In 1974 Jacques Chirac called Saddam Hussein a personal friend
By 1970 France was one of Iraq's main trading partners. Diplomatic and economic ties were given a crucial boost in 1974, when the then French Prime Minister, and current President, Jacques Chirac, called Saddam Hussein a personal friend; his government agreed to build an experimental nuclear reactor near Baghdad, which was later bombed by Israel. Arms sales continued apace, as did French infrastructure projects in Iraq; by the late 1970s France was second only to the USSR as supplier of both civilian and military equipment to the Iraqis.
The trend continued under French socialist governments in the 1980s. Like other Western countries, France strongly backed Iraq in its war against Iran. Paris supplied Baghdad with sophisticated weaponry, including Mirage fighter bombers and Super Etendard aircraft equipped with Exocet missiles. When the Iraqis found it hard to pay up, Paris rescheduled the debt.
France's relations with Iraq were soured by the 1991 Gulf War
France's response to the invasion of Kuwait in 1990 must be viewed in the light of this long-standing relationship.

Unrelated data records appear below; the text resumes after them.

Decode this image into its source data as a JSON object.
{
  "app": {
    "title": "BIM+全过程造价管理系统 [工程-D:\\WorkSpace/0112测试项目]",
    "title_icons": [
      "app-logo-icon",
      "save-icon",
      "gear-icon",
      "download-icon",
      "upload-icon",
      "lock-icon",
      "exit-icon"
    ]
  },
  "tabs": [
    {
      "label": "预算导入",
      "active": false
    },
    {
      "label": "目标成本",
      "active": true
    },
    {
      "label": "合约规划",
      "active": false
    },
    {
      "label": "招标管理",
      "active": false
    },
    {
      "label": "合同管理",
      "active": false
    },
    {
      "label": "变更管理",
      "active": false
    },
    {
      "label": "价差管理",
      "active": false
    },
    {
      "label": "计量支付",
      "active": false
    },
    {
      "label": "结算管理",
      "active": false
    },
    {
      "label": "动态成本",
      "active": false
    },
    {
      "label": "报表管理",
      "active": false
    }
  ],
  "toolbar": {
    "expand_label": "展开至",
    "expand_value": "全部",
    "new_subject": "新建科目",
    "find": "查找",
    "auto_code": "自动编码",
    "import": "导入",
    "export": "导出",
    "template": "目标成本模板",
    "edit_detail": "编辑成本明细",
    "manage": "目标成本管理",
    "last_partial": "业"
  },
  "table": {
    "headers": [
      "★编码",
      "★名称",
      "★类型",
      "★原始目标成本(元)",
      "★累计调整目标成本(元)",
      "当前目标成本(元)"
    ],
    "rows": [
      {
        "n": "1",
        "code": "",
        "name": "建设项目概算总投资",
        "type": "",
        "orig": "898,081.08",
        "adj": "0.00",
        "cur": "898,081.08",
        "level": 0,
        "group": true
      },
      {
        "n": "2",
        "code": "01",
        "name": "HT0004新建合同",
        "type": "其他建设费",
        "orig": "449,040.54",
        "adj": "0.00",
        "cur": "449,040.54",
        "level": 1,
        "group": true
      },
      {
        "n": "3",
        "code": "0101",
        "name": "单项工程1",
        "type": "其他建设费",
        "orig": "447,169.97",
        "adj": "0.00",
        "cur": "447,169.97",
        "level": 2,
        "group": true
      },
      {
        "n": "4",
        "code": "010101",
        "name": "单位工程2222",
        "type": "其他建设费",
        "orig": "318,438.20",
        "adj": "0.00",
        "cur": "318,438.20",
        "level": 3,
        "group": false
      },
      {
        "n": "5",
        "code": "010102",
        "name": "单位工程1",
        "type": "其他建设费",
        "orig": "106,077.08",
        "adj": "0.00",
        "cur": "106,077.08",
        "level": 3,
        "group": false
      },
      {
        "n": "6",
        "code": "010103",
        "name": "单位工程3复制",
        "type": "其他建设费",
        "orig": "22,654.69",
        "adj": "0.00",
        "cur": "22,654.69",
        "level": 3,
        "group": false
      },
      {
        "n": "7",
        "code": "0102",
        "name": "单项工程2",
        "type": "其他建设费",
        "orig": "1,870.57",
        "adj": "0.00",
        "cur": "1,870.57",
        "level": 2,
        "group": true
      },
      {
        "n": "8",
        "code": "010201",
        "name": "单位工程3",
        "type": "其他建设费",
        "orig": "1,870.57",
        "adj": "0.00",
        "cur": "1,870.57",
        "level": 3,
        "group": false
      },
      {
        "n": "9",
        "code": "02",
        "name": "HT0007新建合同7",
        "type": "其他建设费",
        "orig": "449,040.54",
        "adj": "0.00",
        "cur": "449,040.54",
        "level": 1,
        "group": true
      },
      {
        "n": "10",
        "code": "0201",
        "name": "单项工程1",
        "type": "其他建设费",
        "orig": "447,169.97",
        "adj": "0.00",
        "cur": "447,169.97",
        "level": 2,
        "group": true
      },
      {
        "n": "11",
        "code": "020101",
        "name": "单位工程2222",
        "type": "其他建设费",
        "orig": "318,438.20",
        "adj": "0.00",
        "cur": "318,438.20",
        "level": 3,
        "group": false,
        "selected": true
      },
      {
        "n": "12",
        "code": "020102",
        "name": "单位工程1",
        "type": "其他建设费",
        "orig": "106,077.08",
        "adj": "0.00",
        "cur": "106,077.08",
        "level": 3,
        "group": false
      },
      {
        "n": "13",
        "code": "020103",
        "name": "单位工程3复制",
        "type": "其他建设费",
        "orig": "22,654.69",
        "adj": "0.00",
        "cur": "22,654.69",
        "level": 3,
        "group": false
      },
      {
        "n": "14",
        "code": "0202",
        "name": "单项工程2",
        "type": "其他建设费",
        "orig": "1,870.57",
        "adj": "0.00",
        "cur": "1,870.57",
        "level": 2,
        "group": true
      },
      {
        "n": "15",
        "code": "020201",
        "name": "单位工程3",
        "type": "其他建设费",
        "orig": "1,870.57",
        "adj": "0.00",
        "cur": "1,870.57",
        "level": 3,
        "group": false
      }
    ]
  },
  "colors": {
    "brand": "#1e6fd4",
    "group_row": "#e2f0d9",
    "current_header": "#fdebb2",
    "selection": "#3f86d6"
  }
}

The French felt that they were in an ideal position to persuade Saddam Hussein to withdraw; just a few days before Operation Desert Storm began, French envoys were in Baghdad, trying to find a diplomatic solution to the crisis.
On the face of it, it seems hard to understand why France remains more favourably-inclined towards Baghdad than other Western countries. Economically, ties with Iraq have been a costly disaster. After helping Saddam Hussein build airports, factories and weapons, France is saddled with $4bn in unpaid bills. Military cooperation also backfired: the French helped arm a power which they later had to fight. And politically, French diplomacy has yielded scant results.
France wants diplomacy to work
So why does Paris still prefer to view Saddam Hussein as a potential ally, rather than an enemy? Many in Britain and the US argue that France's policy towards Iraq is driven by the prospect of lucrative deals for French companies, notably oil giants, once UN sanctions are lifted. This may be true, but it's not the whole story. Most previous contracts with Iraq have been anything but lucrative for the French. The belief that diplomacy can work wonders without the threat of force, and a perennial reluctance to follow the Anglo-Saxons' lead, are probably as strong as any perceived economic interest.